V.  Les frais d'appel, par 10'276 fr., y compris l'indemnité d’office allouée à Me David Abikzer au chiffre III ci-dessus, sont mis à raison des 4/5, soit 8'220 fr. 80, à la charge de V.________, le solde étant laissé à la charge de l’Etat.

 

VI. V.________ ne sera tenu de rembourser à l’Etat les 4/5 du montant de l’indemnité en faveur de son défenseur d’office prévue au chiffre III ci-dessus que lorsque sa situation financière le permettra

 

Le président :               La greffière :

 

 

 

 

Du

 

              Le jugement qui précède, dont le dispositif a été communiqué par écrit aux intéressés le 7 octobre 2021, est notifié, par l'envoi d'une copie complète, à :

-              Me David Abikzer, avocat (pour V.________),

-              Me Christian Dénériaz, avocat (pour S.________),

-              Ministère public central,

 

              et communiqué à :

-              Mme la Présidente du Tribunal correctionnel de l'arrondissement de l’Est vaudois,

-              Mme la Procureure de l'arrondissement de l’Est vaudois,

-              Me Coralie Devaud (pour Z.________),

-              [...] (pour H.________),

-              O.________,

-              Office d'exécution des peines (V.________, né le [...].1992),

-              Service de la population, division étrangers (V.________, né le [...].1992),

‑              Office fédéral de la police (V.________, né le [...]1992),

-              Service pénitentiaire (Bureau des séquestres),

 

              par l'envoi de photocopies.

 

              Le présent jugement peut faire l'objet d'un recours en matière pénale devant le Tribunal fédéral au sens des art. 78 ss LTF (loi du 17 juin 2005 sur le Tribunal fédéral – RS 173.110).

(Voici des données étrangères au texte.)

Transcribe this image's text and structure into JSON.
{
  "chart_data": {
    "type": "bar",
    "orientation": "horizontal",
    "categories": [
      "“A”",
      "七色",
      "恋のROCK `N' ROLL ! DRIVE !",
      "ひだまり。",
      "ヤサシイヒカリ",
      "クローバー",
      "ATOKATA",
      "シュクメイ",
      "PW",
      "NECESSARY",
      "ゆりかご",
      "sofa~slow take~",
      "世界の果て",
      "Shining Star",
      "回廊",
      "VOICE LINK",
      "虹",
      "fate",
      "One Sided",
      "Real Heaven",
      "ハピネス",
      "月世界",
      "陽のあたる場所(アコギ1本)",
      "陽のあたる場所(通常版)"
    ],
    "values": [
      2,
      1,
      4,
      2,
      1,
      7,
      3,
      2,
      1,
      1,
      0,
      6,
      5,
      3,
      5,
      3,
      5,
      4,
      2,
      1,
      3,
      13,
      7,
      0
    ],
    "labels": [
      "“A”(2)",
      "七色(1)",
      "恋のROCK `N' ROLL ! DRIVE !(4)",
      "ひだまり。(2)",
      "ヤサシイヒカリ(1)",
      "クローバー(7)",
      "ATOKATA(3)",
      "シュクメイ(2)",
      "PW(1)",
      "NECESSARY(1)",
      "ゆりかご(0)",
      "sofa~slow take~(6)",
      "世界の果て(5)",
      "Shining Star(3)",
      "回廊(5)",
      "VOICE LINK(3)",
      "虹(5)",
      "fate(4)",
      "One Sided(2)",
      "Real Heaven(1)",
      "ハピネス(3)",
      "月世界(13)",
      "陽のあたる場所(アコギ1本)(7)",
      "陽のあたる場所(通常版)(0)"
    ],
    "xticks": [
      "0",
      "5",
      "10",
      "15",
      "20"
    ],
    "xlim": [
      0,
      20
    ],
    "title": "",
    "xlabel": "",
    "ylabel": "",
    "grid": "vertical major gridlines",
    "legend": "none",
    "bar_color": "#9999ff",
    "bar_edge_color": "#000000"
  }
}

Ce recours doit être déposé devant le Tribunal fédéral dans les trente jours qui suivent la notification de l'expédition complète (art. 100 al. 1 LTF).

 

              En vertu de l’art. 135 al. 3 let. b CPP, le présent jugement peut, en tant qu'il concerne l’indemnité d’office, faire l’objet d’un recours au sens des art. 393 ss CPP devant le Tribunal pénal fédéral (art. 37 al. 1 et 39 al. 1 LOAP [Loi fédérale du 19 mars 2010 sur l’organisation des autorités pénales ; RS 173.71]. Ce recours doit être déposé devant le Tribunal pénal fédéral dans un délai de dix jours dès la notification de l’arrêt attaqué (art. 396 al. 1 CPP).